Der Neo-Extraktivismus und sein schwächeres afrikanisches Gegenstück, der Ressourcen-Nationalismus, werden von Befürworter*innen als Alternativen dargestellt, die die nationale Entwicklung fördern, die Umwelt schützen und den lokalen Gemeinschaften zugute kommen. Hinter dieser Fassade des Progressivismus (Progresismo) bleibt das kapitalistische Akkumulationsmodell jedoch unverändert erhalten.

„Der lateinamerikanische Neo-Extraktivismus hat die Grenzen dieses Modells aufgezeigt, das davon ausgeht, dass Exporte und Auslandsinvestitionen historische und strukturelle Probleme wie Ungleichheit, Ungerechtigkeit und vor allem die Zerstörung der Umwelt lösen können“ (Aguilar 2012: 7).

Auch wenn sich die Eigentumsverhältnisse ganz oder teilweise vom privaten Sektor auf den Staat verlagern, so folgen die Produktionsprozesse doch weiterhin den üblichen Regeln der Gewinnmaximierung, der Wettbewerbsfähigkeit, der Effizienz und der Auslagerung der Folgen. Obwohl die Rede von nationaler Selbstbestimmung den Neo-Extraktivismus begleitet, behalten die reichen Länder die Kontrolle und bestimmen, welche Ressourcen sie importieren und woher diese stammen. Die Ideologie des Progressivismus verteidigt den Extraktivismus mit seiner Wachstumslogik und behauptet, dass der „Kuchen wachsen müsse“, um die Armut zu bekämpfen.

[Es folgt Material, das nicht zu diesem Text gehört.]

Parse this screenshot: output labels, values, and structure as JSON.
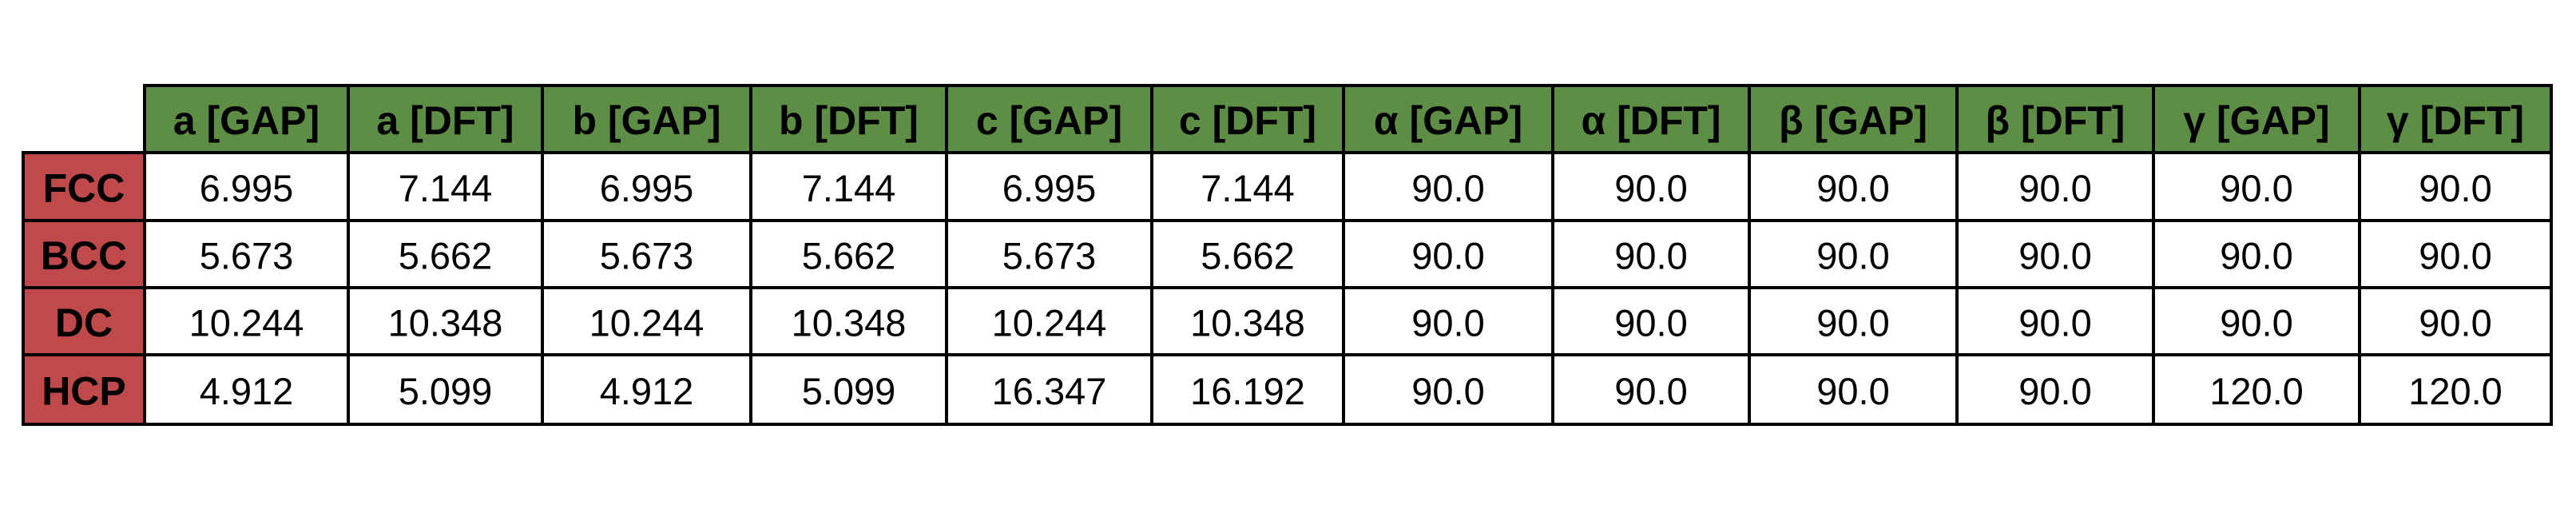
{
  "table": {
    "columns": [
      "a [GAP]",
      "a [DFT]",
      "b [GAP]",
      "b [DFT]",
      "c [GAP]",
      "c [DFT]",
      "α [GAP]",
      "α [DFT]",
      "β [GAP]",
      "β [DFT]",
      "γ [GAP]",
      "γ [DFT]"
    ],
    "rows": [
      {
        "label": "FCC",
        "cells": [
          "6.995",
          "7.144",
          "6.995",
          "7.144",
          "6.995",
          "7.144",
          "90.0",
          "90.0",
          "90.0",
          "90.0",
          "90.0",
          "90.0"
        ]
      },
      {
        "label": "BCC",
        "cells": [
          "5.673",
          "5.662",
          "5.673",
          "5.662",
          "5.673",
          "5.662",
          "90.0",
          "90.0",
          "90.0",
          "90.0",
          "90.0",
          "90.0"
        ]
      },
      {
        "label": "DC",
        "cells": [
          "10.244",
          "10.348",
          "10.244",
          "10.348",
          "10.244",
          "10.348",
          "90.0",
          "90.0",
          "90.0",
          "90.0",
          "90.0",
          "90.0"
        ]
      },
      {
        "label": "HCP",
        "cells": [
          "4.912",
          "5.099",
          "4.912",
          "5.099",
          "16.347",
          "16.192",
          "90.0",
          "90.0",
          "90.0",
          "90.0",
          "120.0",
          "120.0"
        ]
      }
    ]
  }
}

Daher werden Auslandsinvestitionen und Produktivismus stärker gefördert als der Schutz der natürlichen Ressourcen und die Existenzrechte indigener und anderer Gemeinschaften.

Der Neo-Extraktivismus führt zu Konflikten um natürliche Ressourcen, schafft keine Arbeitsplätze und externalisiert die sozialen und ökologischen Kosten. Dort, wo eine Verstaatlichung stattgefunden hat, arbeiten staatliche Bergbauunternehmen oft nicht anders als private Firmen, denn sie zerstören weiterhin die Umwelt und missachten soziale Beziehungen. Die gesellschaftliche Verantwortung des Staates wird durch die notwendige Sicherung der Akkumulationsbedingungen beeinträchtigt. Der Staat verteidigt den Neo-Extraktivismus mit dem Argument, er liege im nationalen Interesse, und Bewegungen sowie Gemeinschaften, die dessen Einflüsse in Frage stellen, werden als entwicklungsfeindlich abgestempelt. Gudynas (2010) stellte fest, dass der Staat eine neue Quelle sozialer Legitimität gewinnt, wenn er die Überschüsse zur Finanzierung von Sozial­ und Wohlfahrtsprogrammen einsetzt. Die Idee, dass der Extraktivismus für die Weiterentwicklung unverzichtbar sei, wird im öffentlichen Diskurs massiv propagiert, was ihm einen hegemonialen Status verleiht.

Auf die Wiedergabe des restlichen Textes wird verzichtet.